No Arctic creature has become more associated with climate change than the polar bear, the poster child of Arctic wildlife. The U.S. Fish and Wildlife Service estimated in January that about 26,000 specimens remain in the wild, and warned that melting sea ice is robbing the bear of its natural hunting ground for seals and other prey.
While some polar bears are expected to follow the retreating ice northward, others will head south, where they will come into greater contact with humans _ encounters that are unlikely to end well for the bears.
Some of the animals highly associated with the ice are not going to be able to adapt in a reasonable amount of time to keep up with climate change, Weller said.
“The walrus, for example, may spend more time on the mainland. They’re very prone to disturbance so that’s not a good place for walrus to be,” said von Weller.
Research published four years ago rang alarms bells about the future of the red king crab _ a big earner for Alaska’s fishing industry _ because rising levels of carbon dioxide, a driver of global warming, are making oceans more acidic. Algae that cling to the underside of sea ice are also losing their habitat. If they vanish, copepods, a type of zooplankton that eats algae, will lose their source of food, and the tiny crustaceans in turn are prey for fish, whales and birds.
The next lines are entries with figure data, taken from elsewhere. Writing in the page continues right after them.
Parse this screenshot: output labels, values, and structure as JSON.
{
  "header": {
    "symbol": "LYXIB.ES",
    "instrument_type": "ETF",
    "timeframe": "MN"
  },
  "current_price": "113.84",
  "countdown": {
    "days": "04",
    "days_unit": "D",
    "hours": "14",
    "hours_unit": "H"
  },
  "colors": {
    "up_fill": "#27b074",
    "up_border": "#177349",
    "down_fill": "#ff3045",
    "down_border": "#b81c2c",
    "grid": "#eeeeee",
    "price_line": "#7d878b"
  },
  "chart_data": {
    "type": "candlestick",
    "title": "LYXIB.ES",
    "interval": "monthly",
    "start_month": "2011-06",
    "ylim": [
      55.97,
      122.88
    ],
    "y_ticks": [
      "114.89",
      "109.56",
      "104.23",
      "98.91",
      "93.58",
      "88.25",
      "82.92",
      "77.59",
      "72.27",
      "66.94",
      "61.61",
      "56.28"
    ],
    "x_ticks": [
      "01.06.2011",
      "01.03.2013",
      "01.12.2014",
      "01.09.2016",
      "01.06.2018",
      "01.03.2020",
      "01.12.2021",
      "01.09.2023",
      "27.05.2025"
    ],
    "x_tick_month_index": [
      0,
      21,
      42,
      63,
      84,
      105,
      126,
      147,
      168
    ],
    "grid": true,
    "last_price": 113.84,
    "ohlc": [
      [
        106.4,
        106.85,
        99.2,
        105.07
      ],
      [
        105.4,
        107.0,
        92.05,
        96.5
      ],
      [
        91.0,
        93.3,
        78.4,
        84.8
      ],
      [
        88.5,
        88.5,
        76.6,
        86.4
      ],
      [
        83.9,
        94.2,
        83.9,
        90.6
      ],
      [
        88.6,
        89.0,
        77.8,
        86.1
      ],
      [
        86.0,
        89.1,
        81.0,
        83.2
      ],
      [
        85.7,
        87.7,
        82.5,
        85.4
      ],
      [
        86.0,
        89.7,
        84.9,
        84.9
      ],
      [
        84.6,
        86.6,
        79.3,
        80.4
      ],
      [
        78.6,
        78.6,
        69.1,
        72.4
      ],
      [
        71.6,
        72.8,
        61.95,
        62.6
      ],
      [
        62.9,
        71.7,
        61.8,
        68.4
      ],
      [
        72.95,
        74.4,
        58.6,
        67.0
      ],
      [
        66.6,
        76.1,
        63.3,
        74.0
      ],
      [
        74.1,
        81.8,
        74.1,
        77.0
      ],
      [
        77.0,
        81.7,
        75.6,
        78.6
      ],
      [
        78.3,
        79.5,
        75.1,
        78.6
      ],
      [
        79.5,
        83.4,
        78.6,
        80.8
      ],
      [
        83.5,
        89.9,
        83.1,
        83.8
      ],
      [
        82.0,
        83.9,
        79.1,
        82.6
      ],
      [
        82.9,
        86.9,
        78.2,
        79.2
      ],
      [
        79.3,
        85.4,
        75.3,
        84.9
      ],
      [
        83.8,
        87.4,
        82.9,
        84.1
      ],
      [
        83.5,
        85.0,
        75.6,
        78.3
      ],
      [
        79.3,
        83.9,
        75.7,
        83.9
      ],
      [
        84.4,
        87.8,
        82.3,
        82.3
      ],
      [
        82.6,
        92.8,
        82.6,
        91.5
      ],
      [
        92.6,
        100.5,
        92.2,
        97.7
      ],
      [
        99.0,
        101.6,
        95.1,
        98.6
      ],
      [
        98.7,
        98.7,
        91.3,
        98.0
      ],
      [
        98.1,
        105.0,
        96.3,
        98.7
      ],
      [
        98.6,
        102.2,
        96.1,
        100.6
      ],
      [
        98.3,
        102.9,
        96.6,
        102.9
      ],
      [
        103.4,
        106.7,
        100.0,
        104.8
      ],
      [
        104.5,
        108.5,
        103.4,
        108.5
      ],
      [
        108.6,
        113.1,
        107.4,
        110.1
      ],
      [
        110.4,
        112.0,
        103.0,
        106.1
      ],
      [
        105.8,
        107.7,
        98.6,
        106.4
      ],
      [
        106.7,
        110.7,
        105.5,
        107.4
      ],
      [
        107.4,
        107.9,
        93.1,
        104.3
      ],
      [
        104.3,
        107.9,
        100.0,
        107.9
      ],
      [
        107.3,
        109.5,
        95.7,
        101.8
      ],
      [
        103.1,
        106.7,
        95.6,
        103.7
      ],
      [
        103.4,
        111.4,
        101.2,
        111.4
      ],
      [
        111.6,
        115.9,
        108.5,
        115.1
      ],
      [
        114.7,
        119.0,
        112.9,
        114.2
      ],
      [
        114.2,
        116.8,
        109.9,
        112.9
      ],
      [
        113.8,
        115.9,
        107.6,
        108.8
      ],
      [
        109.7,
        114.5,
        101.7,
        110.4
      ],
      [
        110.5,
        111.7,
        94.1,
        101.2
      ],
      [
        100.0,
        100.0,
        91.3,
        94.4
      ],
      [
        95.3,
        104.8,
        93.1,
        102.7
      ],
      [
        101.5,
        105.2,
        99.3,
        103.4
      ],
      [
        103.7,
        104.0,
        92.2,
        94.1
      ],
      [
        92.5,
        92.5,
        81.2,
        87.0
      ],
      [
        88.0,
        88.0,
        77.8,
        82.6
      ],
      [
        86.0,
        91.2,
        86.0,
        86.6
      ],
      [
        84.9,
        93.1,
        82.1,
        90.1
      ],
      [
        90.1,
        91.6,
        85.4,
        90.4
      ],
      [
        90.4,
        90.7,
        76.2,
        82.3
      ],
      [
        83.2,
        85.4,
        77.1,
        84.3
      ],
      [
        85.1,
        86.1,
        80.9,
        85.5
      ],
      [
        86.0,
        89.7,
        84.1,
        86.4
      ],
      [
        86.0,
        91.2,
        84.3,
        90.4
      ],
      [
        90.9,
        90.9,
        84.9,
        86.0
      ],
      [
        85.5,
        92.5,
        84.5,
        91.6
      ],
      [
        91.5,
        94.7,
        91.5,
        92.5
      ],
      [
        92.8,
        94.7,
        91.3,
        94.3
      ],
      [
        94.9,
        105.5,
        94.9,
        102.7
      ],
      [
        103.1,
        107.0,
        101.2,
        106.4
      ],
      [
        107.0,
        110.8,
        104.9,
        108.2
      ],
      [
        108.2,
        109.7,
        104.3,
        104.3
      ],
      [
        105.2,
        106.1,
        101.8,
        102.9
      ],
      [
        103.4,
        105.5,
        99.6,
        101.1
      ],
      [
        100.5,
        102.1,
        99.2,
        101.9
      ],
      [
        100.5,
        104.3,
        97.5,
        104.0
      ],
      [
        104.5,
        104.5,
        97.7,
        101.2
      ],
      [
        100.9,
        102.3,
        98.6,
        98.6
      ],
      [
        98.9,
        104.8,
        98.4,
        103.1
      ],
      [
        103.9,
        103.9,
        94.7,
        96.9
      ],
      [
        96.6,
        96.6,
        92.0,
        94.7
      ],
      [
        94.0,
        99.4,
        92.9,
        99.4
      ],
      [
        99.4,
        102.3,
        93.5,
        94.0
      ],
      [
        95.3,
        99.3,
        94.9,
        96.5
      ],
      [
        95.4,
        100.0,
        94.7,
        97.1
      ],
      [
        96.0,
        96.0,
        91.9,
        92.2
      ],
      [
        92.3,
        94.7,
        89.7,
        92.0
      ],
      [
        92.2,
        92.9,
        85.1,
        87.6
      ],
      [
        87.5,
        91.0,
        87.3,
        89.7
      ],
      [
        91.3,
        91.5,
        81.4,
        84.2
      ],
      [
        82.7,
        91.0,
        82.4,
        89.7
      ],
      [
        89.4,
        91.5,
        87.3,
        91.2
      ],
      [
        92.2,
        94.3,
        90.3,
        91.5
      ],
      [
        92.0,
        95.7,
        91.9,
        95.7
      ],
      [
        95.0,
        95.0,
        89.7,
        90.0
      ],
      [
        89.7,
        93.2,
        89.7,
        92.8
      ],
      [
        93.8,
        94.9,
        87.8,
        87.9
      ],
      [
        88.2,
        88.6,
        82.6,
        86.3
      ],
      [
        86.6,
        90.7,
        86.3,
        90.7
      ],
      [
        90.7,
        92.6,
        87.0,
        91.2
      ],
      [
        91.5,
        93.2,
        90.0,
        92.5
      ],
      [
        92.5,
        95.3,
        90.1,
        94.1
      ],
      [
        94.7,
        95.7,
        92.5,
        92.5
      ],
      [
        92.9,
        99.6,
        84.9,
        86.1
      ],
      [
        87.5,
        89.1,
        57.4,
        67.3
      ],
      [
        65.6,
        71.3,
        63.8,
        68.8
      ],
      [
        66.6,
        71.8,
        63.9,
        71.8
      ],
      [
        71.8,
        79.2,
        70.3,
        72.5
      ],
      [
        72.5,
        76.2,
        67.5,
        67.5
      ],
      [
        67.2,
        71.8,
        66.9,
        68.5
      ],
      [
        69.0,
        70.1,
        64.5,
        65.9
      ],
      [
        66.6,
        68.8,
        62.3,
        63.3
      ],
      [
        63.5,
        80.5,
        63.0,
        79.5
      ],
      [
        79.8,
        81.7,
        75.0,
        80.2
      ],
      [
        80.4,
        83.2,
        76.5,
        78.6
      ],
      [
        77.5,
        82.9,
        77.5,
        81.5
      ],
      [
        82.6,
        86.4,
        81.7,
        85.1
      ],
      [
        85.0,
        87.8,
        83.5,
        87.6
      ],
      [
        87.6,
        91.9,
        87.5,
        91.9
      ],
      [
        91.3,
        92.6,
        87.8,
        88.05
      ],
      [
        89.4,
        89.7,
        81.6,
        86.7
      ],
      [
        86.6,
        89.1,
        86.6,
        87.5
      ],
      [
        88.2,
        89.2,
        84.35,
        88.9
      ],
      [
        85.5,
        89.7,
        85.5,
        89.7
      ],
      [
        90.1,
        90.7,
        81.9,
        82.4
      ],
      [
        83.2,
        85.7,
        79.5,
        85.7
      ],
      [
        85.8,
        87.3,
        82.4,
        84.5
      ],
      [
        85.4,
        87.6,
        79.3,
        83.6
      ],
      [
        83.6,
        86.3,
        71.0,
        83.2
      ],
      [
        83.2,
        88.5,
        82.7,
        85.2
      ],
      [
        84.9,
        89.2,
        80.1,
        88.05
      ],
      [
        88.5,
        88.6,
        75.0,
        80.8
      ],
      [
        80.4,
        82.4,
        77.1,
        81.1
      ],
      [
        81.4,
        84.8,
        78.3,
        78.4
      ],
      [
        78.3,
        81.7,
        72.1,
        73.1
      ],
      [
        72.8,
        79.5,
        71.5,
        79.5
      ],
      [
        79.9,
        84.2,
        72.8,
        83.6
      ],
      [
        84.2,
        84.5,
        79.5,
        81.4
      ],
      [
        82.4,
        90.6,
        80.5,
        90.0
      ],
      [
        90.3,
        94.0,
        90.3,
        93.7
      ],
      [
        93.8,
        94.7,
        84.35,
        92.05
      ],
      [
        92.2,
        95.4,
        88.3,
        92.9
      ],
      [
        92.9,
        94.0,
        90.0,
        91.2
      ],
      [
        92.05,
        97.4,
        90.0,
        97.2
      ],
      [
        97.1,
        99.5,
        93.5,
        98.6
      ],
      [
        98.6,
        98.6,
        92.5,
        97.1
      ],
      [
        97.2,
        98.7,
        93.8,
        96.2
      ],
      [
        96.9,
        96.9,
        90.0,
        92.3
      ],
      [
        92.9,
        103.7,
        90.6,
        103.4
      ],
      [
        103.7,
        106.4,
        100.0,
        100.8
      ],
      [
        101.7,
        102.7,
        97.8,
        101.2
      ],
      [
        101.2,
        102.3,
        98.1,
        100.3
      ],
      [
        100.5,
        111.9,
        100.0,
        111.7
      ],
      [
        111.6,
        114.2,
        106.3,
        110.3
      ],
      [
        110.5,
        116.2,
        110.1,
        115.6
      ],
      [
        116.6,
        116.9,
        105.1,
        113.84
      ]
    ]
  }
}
Meanwhile, as waters warm, orca are traveling further north in search of food. Some wildlife experts predict they will become the main seal predator in the coming decades, replacing polar bears.
Humans are also increasingly venturing into the Arctic in search of untapped deposits of minerals and fossil fuels, and the potential for oil spills is a major cause for concern among environmentalists. The Inuit people in the Clyde River community of Baffin Island also fear that the loud underwater noise caused by seismic blasts of oil companies could disorient marine mammals such as whales and affect the reproductive cycles of fish and shrimp stocks.
However, some say the absence of sea ice for longer periods each summer is not all bad: Boats can supply villages and mines for longer periods of the year.
Nordica reached Nuuk, the capital of Greenland, after 24 days.
And in the end, we did feel the effects of global warming: Those heavy, fur-lined boots never got used.